Kenneth Roth: “In a one-party system intolerant of dissent, petitioning is one of the only ways that ordinary Chinese have to air their grievances. By using or allowing violence to squelch grievances, the authorities are effectively closing off some of the only political space in the country. They should realize that this endangers the very thing they are trying to protect—social stability.”

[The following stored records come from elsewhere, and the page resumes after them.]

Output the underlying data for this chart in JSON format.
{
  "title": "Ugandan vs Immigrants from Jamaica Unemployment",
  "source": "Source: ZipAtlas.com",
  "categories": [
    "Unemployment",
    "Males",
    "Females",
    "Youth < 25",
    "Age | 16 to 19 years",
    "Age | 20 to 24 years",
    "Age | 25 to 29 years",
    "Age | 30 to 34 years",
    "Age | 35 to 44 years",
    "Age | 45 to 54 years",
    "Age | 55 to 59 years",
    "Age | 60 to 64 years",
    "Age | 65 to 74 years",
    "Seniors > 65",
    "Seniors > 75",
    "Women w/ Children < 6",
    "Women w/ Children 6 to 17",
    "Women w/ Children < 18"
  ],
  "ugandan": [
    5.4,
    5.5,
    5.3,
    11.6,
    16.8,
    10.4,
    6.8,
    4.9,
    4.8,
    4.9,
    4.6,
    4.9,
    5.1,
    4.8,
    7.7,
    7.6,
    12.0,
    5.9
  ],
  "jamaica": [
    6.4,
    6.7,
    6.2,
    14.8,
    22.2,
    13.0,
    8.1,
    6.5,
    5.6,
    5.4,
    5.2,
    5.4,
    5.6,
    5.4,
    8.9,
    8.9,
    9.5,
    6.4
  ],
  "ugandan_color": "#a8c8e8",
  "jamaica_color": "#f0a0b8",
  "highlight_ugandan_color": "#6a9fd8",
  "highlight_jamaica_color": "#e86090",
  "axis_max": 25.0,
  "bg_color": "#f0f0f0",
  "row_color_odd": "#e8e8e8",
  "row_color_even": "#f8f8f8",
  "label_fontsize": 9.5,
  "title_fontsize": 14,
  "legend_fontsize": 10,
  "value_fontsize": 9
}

Jimmy Carter, the Dalai Lama, Shirin Ebadi, Desmond Tutu, Lech Walesa, Jody Williams et al:”Protecting the right to form unions is not only required by the Universal Declaration but also is vital to promoting broadly shared economic prosperity, social justice and strong democracies…Even the wealthiest nation in the world–the United States of America–fails to adequately protect workers’ rights to form unions and bargain collectively. Millions of U.S. workers lack any legal protection to form unions and thousands are discriminated against every year for trying to exercise these rights. We cannot remain silent in the face of these and other serious abuses of workers’ rights.”